Case study ยท Maximus Labs

Maximus Labs cut content work from 90 minutes to 2 minutes per piece.

The real win was not just time saved. piwork removed the grunt work bottlenecking delivery, so the current team could scale more efficiently and spend more attention on quality for current clients.

Client Maximus Labs
Engagement Custom integration + custom content system
Timeline Built in 2 weeks

The bottleneck

Maximus Labs had a content workflow that worked, but each content piece still depended on people manually pushing repeated production, review, and publishing handoffs forward.

On a single content piece, the manual workload was roughly 90 minutes of hands-on work:

  • ~30 minutes to move the production workflow forward.
  • ~30 minutes to prepare supporting assets.
  • ~30 minutes to review and complete the publishing handoff.

The issue was not that one task was slow.

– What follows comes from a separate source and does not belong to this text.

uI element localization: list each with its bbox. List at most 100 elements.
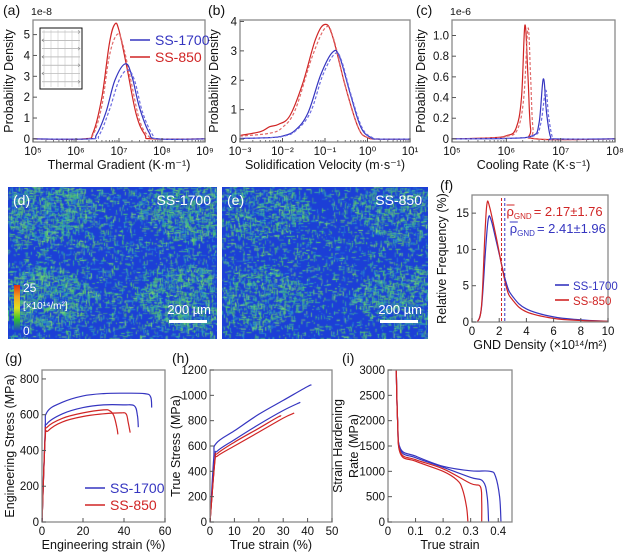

The issue was that every additional content piece carried the same recurring manual burden. More volume meant more low-leverage production work, and that work sat directly in the path of delivery.

At Maximus Labs' current volume, that translated to about 270 hours of manual work every month. That number matters because it shows the scale of the bottleneck; the more important proof is the unit economics of the workflow: 90 minutes became a 2-minute review.

Why it mattered

The manual workflow was absorbing the team's time before the team could spend enough attention on higher-value work. When production handoffs eat the calendar, the team has less room for review, quality control, client communication, and improving the system itself.

That created a delivery ceiling. The current team could not scale efficiently if every additional client or content batch created another block of repetitive work. The workflow needed to stop depending on more human hours before the business could scale cleanly.

The goal was not to replace judgment. It was to remove the grunt work around judgment, so the team could focus on better output for current clients while still taking on more volume without adding production headcount at the same rate.

The build

piwork built a custom integration and a custom content system around the repeatable parts of the workflow. Internal mechanics are intentionally omitted, but the goal was simple: move recurring production work into a reliable system while keeping human review where quality mattered.

  • Custom integration: connect the workflow where off-the-shelf tools stopped.
  • Custom content system: organize production, review, and handoff in one place.
  • Review control: keep the team in charge of quality instead of burying them in repeated setup work.
  • Production handoff: reduce the repetitive work required to complete each content piece.

The build shipped in 2 weeks. It was intentionally scoped around one measurable business result: remove the bottlenecking manual work from the content workflow without turning the process into a black box.

The final system gave the team a cleaner operating path. Instead of repeatedly assembling the same production steps by hand, the system handled the recurring work and brought the output back to the team for review.

The results

Metric Before After
Hands-on time per content piece ~90 minutes ~2-minute review
Hands-on time reduction Baseline workflow ~98% less manual touch time
Current monthly human labor ~270 hours ~6 hours
Delivery bottleneck Recurring grunt work capped capacity System handles repeatable production work
Team focus Manual production handoffs Review, quality, clients, and scale
  • ~98% less hands-on time per content piece: 90 minutes became a 2-minute review.
  • ~264 hours freed every month at current volume: the recurring production workload stopped consuming the team's calendar.
  • The bottleneck moved out of the team: the current team could scale more efficiently without adding production headcount at the same rate.
  • Quality attention improved: the team could spend more time on review, client work, and delivery quality instead of repeated production handoffs.

The outcome that mattered

This did not just make the team faster. It changed what the team had to touch. The workflow that was throttling capacity now runs as a system, and growth is no longer capped by the same manual production hours.

The current team can now scale the workflow more efficiently and deliver better quality to current clients because the high-volume grunt work is no longer sitting in the middle of delivery.